I’ve decided to write a short blog on children injuries from ages 8-17.
I’m seeing a lot of children of these ages coming into my clinic with a number of hip, knee and back injuries from over-training
Now we all want our children to be happy and active, but when you child is involved with three or four different teams, we need to keep in mind that those coaches are designing their training plan as if their team is the only team that your child is playing for. They are not taking into account the other 3 or 4 teams they train and play with.
What does this mean?
This means children are being over trained and over worked. Their bodies are not able to contend with the intensity of training and playing for multiple teams. More importantly they are NOT RECOVERING properly.
What can you do?
Recovery comes in many forms, and here is a list of scientifically proven ways to keep your child’s body functioning
- Get more sleep: get to bed early as our bodies recover better with deep sleep
- Protein: Ensure your child gets enough protein in the morning as well as before and after training. This preps the body for training and also helps it recover better as it need vital amino acids to repair and build muscles after training. Food high in protein include turkey chicken and fish such as tuna and salmon.

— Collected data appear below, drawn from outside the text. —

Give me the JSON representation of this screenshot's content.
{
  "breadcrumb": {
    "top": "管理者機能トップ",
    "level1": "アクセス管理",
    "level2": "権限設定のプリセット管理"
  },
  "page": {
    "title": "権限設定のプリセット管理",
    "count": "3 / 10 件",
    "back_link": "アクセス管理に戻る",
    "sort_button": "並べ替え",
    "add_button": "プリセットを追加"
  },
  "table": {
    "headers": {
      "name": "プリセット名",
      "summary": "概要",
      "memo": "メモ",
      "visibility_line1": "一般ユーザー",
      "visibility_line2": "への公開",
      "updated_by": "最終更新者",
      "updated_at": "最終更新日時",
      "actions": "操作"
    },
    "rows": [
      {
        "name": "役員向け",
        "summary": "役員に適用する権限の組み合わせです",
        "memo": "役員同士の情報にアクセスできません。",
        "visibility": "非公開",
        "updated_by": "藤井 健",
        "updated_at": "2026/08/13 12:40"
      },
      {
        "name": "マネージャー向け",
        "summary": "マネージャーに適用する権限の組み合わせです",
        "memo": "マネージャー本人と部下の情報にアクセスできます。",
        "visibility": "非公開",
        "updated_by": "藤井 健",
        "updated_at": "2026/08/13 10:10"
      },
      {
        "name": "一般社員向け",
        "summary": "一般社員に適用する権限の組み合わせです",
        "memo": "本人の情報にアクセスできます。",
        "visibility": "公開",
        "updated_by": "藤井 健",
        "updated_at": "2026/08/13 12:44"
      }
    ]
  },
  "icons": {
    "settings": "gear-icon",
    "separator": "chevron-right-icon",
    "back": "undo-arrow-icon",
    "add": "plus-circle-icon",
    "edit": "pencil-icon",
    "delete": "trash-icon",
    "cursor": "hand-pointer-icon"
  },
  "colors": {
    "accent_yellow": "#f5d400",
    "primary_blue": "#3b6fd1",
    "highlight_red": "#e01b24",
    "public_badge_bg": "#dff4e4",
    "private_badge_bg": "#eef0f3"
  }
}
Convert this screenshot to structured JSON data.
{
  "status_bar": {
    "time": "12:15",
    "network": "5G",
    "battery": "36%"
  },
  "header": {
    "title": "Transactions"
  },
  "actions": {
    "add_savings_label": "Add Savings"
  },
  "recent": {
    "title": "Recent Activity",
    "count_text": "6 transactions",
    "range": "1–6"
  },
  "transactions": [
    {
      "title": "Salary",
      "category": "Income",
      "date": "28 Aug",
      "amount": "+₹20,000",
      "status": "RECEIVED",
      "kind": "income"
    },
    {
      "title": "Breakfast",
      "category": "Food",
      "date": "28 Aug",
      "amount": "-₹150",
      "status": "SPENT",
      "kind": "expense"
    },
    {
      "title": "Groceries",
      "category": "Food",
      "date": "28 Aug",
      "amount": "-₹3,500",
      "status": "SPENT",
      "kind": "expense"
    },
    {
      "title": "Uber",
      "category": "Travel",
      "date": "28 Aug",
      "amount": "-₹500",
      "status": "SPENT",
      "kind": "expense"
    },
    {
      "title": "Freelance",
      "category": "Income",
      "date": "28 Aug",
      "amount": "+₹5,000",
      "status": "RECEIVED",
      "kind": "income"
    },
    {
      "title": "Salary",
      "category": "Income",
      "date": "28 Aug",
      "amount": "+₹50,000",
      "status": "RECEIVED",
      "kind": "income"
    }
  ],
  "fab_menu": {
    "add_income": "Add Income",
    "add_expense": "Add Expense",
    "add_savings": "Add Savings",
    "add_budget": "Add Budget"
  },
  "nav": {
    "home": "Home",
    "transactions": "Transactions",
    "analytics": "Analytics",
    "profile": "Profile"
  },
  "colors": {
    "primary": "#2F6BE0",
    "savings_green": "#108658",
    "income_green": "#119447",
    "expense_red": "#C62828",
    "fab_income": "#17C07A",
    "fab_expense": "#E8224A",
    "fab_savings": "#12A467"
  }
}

- Drink more water: aim for 1.5-3 litres per day, but vary it, 3 litre’s on training days and 1.5 on non-training days
- Stretch: before and after training. 20 seconds on each stretch. Mix it up dynamic and static stretching
- Myofascial release: use a foam roller or a massage ball to loosen out tight muscles (this is more aimed at teenagers than under 12’s). This will help muscles relax. There are 1000’s of video of you tube to use as a guide but areas to focus on are the Glutes Quads Hamstrings and Calves.
- Take a cold bath after training, Fill a bath, just enough to cover your child’s legs and drop in a bag of ice or two. Rest in it for 10 minutes. This helps the body recover by reducing down inflammation.
Signs your child may not be recovering properly
-They can’t bend forward and touch their toes, when they could before.
-They can’t squat down onto their hunkers (Keeping heels in contact with the floor)
These are good tests of flexibility. If your child is not warming down properly and stretching after training then they are going to be tighter going into the next training session and will not have recovered properly. Thus a cycle continues where they are losing flexibility and mobility due to over training and poor recovery.
If your child is having pain that is not resolving after 2 weeks, bring them to see a physiotherapist who can look at their training plan and give advice on how best to resolve their issues.